The Pacifist’s Fist

The Pacifist’s Fist

As I paint the scene for these next events, I write about the fact that my school in this northern town was up on top of a hill that overlooked the city below. But I pause there, for a moment, because it would seem that every place I lived the school was up on a hill, citing the coastal city where it was down a hill. This is not a cliche of writing but the facts, and when I write that I had to walk up hill both ways to school in the next city I move to this is also not some old man’s lament on the younger generation but the actual truth. My children didn’t believe me until we took them there on a family vacation one year. I pulled the car off into a parking lot and getting out of the car I pointed to both sets of very steep stairs while exclaiming, “See! See!?” before getting back into the car and driving to our destination in another city. It was worth it, but whenever I reference that fact now, I am still met with the eye rolls. Kids today.

To get to my school back in this northern town I had to walk up an S-shaped hill. On one of the curves I used to pause for a moment because I could look down and see the store where my father worked. It was situated on the other main road of this town, the road that traveled out to the airport. The store shared the same large parking lot as the volunteer fire department right next to it. No other commercial store was around for a few blocks.

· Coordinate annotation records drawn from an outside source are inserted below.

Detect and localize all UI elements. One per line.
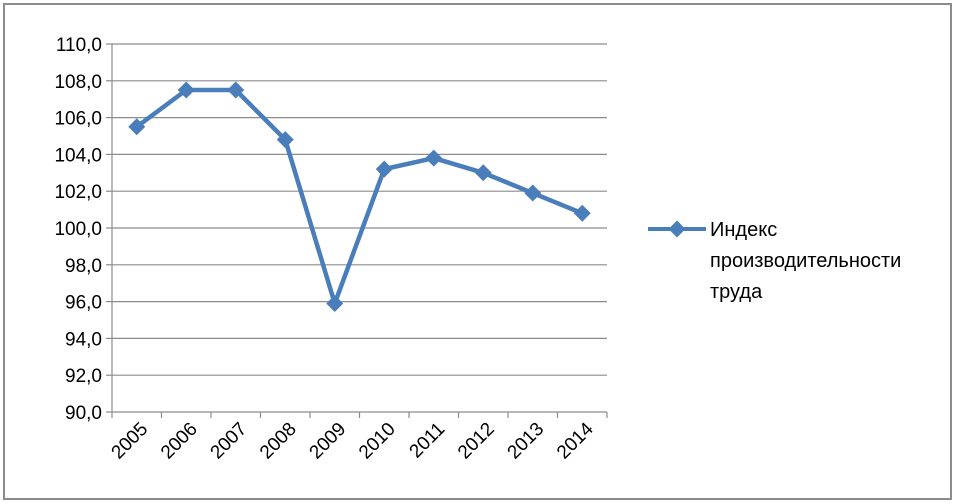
x-tick-label: 2011	[406, 419, 450, 463]
y-tick-label: 102,0	[54, 182, 102, 203]
x-tick-label: 2007	[207, 419, 252, 464]
x-tick-label: 2006	[157, 419, 202, 464]
data-point-marker	[276, 131, 294, 149]
y-tick-label: 90,0	[65, 403, 102, 424]
x-tick-label: 2014	[553, 418, 598, 463]
y-tick-label: 108,0	[54, 72, 102, 93]
data-point-marker	[524, 184, 542, 202]
x-tick-label: 2005	[108, 419, 153, 464]
y-tick-label: 106,0	[54, 109, 102, 130]
data-point-marker	[326, 294, 344, 312]
x-tick-label: 2010	[355, 419, 400, 464]
y-tick-label: 96,0	[65, 293, 102, 314]
x-tick-label: 2008	[256, 419, 301, 464]
legend-marker-diamond	[668, 220, 686, 238]
data-point-marker	[227, 81, 245, 99]
data-point-marker	[177, 81, 195, 99]
legend-label-line-2: производительности	[710, 250, 901, 272]
legend-label-line-3: труда	[710, 281, 763, 303]
data-point-marker	[425, 149, 443, 167]
axes	[106, 43, 608, 418]
y-tick-label: 92,0	[65, 366, 102, 387]
y-tick-label: 110,0	[56, 35, 102, 56]
legend: Индекс производительности труда	[648, 219, 901, 303]
x-axis-tick-labels: 2005 2006 2007 2008 2009 2010 2011 2012 2013 2014	[108, 418, 599, 463]
y-tick-label: 94,0	[65, 329, 102, 350]
data-point-marker	[128, 118, 146, 136]
y-axis-tick-labels: 90,0 92,0 94,0 96,0 98,0 100,0 102,0 104,0 106,0…	[54, 35, 102, 424]
legend-label-line-1: Индекс	[710, 219, 777, 241]
y-tick-label: 104,0	[54, 145, 102, 166]
x-tick-label: 2013	[504, 419, 549, 464]
x-tick-label: 2012	[454, 419, 499, 464]
series-line	[135, 87, 584, 306]
data-point-marker	[474, 164, 492, 182]
data-point-marker	[375, 160, 393, 178]
series-group	[128, 81, 591, 312]
y-tick-label: 100,0	[54, 219, 102, 240]
data-point-marker	[573, 204, 591, 222]
x-tick-label: 2009	[306, 419, 351, 464]
y-tick-label: 98,0	[65, 256, 102, 277]
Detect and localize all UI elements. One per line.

On this particular day the weather was calm, the skies blue, and the sun was shining. Leaving school that afternoon was fairly routine and as I started walking down the hill back home I became aware of the bully following me. He was increasing his pace to match mine in an attempt to close the gap between us. I increased my pace to stay ahead of him. He then sensed that I was on to his presence so he broke into a run to get on top of me right away. Like a gazelle I leaped into action and sprang forward, easily outpacing the bully. I didn’t make it down to the bottom of the hill. Almost, but not quite. Instead, I suddenly stopped. My fists were clenched, my body ceasing up and my eyes narrowing. I could feel my blood boiling and my body become as molten lead in that place. I stopped, stood up straight, and turned around to face the bully running at full tilt down that hill after me.

Seeing me and perhaps seeing the look on my face caught him off guard and he skidded to a stop. For a moment our eyes locked and I burned a hole straight through him with my gaze. Fear crept upon his face and in that instant he turned and started to run back up the hill. He was no match for me as I had years of outrunning bullies, winning numerous awards in track and field. I easily caught up with him, his heart racing as he was now getting out of breath. I grabbed him by his shoulders and threw him to the ground, jumping on top of his chest and pinning him to the ground, exposing only his head to my rage. In that instant the Ralphie scene from The Christmas Story was the next logical sequence of events. With murderous rage in my eyes, all the strength and power in my body was given over to my clenched fist being formed and raised above my head in celebratory glee for what was about to happen next. With the full power of a diesel locomotive my fist came tumbling down, screaming toward my bully’s face. His pupils widened in horror, his mouth open to gasp, empty of words but filled with fear.

Then in a screaming halt my fist stopped just millimeters from the tip of his nose. I couldn’t push it any further and only the hairs on my knuckles brushed against his nostrils. My fist remained suspended there for what seemed minutes but were probably only seconds, me trying with all my physical might to make the connection and end this bully’s misery – or mine. But I couldn’t, and with disgust I pushed his shoulders against the pavement and thrust myself off of his feeble body. He scrambled backwards, tripping to get up fast enough, clawing at the asphalt to give himself grip as he ran away from me back up that hill.

That was it. I may not have smashed my hand against his skull in the physical sense, but in my mind he was dead. They were all dead. In that brief interaction I had imploded. I ceased to exist. I had enough. I had enough of my social existence. I had enough of my family existence. I had enough of my spiritual existence. I had enough of this shitty world. I hated it all. And I would now begin a dark journey to feed this anger, to appease it, to stave it off. With a new resolve I got up and started heading home, unaware of the shadows lurking around me, but not giving a shit anyway.